Borrowing in the crypto economics model would be hard
To tackle inflation, borrowing needs to be hard to poursuit. this is exactlty what BTC is making along the run of it growing value.
BTC economic model
Before diving into the comparison between the crypto-economic model vs CBDCs economic model. We need to study how crypto or BTC specifically has been increasing in value even relative to gold.
When it comes to the economics of cryptocurrency, it really depends on the coin or token we are talking about. We will definitely stick to Bitcoin since it’s the biggest competitor to the current financial system.
Unlike fiat currencies, BTC has a maximum supply of 21 million, this supply is created slowly over time, and every 4 years, the new BTC being created would be cut in half. The last BTC will be mined in the year 2140.

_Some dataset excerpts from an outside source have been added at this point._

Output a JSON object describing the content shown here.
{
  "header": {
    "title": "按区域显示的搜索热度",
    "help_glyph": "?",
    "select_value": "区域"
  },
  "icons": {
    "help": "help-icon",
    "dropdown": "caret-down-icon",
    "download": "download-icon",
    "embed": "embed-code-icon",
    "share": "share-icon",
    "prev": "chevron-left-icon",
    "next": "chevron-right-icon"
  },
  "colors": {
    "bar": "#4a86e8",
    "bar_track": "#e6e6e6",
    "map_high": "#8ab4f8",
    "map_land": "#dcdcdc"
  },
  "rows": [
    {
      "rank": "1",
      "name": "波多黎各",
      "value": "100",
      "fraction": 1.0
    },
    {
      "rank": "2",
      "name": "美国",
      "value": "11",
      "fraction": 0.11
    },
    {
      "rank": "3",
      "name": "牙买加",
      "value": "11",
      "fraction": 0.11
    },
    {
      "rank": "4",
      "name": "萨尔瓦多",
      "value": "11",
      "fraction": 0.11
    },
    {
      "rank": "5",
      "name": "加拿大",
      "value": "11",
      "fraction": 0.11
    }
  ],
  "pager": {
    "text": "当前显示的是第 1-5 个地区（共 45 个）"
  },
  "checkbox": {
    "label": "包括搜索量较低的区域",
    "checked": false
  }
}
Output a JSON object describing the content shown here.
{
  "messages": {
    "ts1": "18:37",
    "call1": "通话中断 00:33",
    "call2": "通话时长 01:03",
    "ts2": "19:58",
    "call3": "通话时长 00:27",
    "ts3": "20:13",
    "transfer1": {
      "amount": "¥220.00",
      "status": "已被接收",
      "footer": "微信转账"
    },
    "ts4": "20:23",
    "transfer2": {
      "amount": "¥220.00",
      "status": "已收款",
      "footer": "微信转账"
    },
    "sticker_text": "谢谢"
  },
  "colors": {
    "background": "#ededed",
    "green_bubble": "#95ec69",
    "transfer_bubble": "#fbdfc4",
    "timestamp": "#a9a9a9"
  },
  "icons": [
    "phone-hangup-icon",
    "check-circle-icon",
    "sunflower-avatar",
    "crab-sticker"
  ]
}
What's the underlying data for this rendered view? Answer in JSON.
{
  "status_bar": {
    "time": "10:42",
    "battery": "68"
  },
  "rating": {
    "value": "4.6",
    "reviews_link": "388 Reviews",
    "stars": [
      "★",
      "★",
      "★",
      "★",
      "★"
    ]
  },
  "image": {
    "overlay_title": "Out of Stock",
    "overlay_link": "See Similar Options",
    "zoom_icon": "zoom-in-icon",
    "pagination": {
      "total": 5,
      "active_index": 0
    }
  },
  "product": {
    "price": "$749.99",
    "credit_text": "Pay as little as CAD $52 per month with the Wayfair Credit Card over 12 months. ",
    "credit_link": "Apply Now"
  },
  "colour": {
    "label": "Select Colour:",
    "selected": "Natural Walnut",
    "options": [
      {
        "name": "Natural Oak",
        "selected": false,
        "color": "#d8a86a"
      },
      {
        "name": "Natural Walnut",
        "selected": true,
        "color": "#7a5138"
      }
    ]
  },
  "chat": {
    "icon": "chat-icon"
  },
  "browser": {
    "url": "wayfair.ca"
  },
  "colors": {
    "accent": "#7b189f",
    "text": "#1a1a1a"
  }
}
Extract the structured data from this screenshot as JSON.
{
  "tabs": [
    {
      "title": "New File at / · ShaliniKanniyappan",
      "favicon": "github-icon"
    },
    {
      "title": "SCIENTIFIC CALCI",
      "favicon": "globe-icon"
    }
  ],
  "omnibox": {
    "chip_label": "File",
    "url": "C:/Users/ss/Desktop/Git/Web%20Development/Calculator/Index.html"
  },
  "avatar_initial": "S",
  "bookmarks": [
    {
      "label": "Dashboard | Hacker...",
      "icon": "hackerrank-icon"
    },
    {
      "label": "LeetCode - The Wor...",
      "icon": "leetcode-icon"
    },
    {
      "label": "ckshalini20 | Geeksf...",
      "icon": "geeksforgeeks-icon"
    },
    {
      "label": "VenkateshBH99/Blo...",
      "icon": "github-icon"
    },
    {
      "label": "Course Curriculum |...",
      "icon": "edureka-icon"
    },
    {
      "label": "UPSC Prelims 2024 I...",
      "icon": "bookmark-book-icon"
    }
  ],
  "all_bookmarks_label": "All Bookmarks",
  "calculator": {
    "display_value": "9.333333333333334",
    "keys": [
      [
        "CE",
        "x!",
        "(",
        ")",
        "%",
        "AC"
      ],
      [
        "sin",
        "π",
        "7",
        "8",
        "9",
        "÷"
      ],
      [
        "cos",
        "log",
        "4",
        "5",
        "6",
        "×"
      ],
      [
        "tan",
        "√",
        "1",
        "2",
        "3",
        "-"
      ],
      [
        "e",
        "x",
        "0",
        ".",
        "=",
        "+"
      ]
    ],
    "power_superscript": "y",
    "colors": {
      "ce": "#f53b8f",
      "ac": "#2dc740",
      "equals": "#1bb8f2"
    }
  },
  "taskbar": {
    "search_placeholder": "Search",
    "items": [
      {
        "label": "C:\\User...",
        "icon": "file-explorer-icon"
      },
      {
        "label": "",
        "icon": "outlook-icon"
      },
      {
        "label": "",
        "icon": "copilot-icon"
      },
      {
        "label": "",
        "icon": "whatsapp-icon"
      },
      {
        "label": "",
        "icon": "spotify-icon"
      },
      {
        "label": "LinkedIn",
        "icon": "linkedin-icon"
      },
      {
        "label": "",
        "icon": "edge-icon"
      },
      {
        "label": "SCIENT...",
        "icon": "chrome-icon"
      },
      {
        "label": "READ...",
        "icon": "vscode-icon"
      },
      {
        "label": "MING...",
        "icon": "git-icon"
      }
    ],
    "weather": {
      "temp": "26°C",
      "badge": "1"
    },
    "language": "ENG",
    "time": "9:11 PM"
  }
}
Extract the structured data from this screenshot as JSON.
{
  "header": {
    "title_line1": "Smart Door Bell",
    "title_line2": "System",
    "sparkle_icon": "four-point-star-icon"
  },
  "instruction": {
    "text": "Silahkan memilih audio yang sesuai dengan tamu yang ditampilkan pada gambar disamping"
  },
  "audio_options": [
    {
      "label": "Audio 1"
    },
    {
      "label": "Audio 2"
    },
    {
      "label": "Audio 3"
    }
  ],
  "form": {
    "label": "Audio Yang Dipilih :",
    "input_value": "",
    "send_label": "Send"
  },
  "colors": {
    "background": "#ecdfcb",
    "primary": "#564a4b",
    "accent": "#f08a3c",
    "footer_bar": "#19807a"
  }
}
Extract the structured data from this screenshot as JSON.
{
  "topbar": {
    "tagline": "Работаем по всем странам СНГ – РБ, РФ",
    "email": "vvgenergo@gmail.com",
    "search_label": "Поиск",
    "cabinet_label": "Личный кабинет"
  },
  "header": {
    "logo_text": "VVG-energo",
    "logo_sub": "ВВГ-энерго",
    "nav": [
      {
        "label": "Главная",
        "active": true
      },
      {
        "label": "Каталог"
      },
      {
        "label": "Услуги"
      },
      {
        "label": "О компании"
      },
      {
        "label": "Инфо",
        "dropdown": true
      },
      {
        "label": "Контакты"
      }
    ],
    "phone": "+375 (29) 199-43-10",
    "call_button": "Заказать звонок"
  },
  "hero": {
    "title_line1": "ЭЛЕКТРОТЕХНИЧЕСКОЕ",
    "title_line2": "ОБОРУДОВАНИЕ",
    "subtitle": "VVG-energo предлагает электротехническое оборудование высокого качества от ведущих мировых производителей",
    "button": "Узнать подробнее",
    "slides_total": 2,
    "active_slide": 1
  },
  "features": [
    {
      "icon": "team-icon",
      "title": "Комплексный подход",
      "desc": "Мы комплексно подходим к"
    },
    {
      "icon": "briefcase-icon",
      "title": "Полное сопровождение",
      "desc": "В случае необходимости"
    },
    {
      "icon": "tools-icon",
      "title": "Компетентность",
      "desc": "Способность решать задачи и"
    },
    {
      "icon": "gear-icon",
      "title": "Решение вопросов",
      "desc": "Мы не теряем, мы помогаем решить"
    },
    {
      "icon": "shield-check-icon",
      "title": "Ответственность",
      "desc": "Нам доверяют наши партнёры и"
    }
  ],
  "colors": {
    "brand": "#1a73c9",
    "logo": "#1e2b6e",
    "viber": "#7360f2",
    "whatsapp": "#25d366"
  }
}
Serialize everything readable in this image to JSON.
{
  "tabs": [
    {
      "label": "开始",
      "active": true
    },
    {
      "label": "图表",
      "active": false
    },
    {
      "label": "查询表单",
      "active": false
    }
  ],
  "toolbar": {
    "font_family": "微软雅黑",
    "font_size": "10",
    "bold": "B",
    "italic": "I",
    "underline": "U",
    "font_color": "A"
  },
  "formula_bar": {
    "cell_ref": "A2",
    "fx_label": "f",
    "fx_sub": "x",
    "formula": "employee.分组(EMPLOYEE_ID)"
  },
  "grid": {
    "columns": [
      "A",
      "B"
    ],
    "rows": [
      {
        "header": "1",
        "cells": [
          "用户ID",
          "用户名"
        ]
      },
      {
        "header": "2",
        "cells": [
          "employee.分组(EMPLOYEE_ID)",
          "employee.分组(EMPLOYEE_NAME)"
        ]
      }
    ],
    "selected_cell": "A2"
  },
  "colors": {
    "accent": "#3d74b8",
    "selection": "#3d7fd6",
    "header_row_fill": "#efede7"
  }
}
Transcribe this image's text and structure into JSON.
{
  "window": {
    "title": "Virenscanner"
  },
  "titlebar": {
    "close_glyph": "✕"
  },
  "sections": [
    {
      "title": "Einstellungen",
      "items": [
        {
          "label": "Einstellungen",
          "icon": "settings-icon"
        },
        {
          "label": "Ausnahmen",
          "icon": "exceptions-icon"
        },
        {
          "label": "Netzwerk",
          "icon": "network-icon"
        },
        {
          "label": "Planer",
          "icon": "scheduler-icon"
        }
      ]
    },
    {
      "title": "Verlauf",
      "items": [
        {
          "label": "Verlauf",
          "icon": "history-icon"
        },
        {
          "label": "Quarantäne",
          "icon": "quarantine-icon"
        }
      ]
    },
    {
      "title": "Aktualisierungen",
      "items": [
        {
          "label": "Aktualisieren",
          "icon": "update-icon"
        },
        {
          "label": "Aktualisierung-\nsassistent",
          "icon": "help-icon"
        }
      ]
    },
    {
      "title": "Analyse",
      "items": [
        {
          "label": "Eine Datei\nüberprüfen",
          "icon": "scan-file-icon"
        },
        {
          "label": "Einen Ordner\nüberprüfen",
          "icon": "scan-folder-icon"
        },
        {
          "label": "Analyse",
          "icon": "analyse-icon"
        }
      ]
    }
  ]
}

Economics basics principles
A gradual decrease in supply combined with more demand results in a higher price
Over the years, bitcoin has seen exponential adoption, which has resulted in an increase in demand while the supply of BTC is on the decline resulting in a high price for the BTC.
The exponential mass adoption and appreciation of the price of the BTC have incentives millions of computers to process transactions on the bitcoin blockchain, which made it extremely decentralized, therefore very secure.
In fact, Bitcoin is believed to be the most secure payment network on the planet, and as computers continue to process transactions on the Bitcoin blockchain, this blockchain will only continue to become more decentralized. This made it the best layer to build financial technologies and leverage its blockchain for its security.
Because, BTC is increasing in value over time even relative to gold, this made it more attractive to save rather than spend.
With the analogy to the current financial system, BTC economic model means that the interest rates are consistently high meaning inflation would be very low or even negative.
To wrap things up, A BTC based economy would be so expensive to borrow, in a worst-case scenario, this could lead to what we call a deflationary death sparrow, where spending decreases, resulting in lower prices, resulting in lower production, and so on so forth until the economy collapse.
The truth is, even this deflationary death sparrow is not real, it’s just a theory that the current financial system would like us to believe.
Innovation makes mankind’s economy deflationary
In human history, innovation makes everything cheaper as time goes on, which leads inevitably to deflation.
The deflation trend only changes whenever central banks decide to turn the money printer on.
In BTC based economy the BTC would act as gold which is hard money, Moreover, it could back any elastic currency as the gold is used to back national money.
In a contrast with BTC based economy, CBDC based economy would face the same sort of deflationary risks for the same reasons as cash with running the printer digital machine this time. Notice that central banks and commercial banks in order to maintain their profitability, the only way in their hands is to increase interest rates.
Financial institutions to remain profitable, they come up with something named Synthetic CBDC, which is a stablecoin that would be backed with the country’s central bank reserve or assets, or to be more explicit, it would be backed with cash only or in other words the governement debt.
Buying synthetic CBDC or regulated stablecoins, means literally that people would finance the U.S. government by indirectly purchasing its debt which will in turn keep interest rates low, and let the U.S. government fiat Ponzi continue by increasing interest rates for profitability.
The final question here is whether CBDCs will reach mass adoption. The answer is, the voluntary adoption rate would be according to the international bank of settlement statistics between 4 to 10% in developed countries. Which is significantly lower than the adoption rate for cryptocurrencies. And just the fact that financial institutions are studying the chance of creating the same mass adoption of crypto for CBDCs says it all.
Besides the fan facts that some of the developers choose to work on CBDCs for a six-figure salary at best, most of the people who know how to create distributed ledgers would choose to work on the blockchain rather than a distributed database because it turns out that creating a coin or token can result in something that is objectively useful and valuable. Working for developing a CBDC would paint you as the enemy of society in the eyes of many.
Last but not least, Politicians that are aware of the dystopian quality of the CBDCs would rather choose to propose bills on voting for central banks to roll up CBDCs since they already know that their voters don’t want them.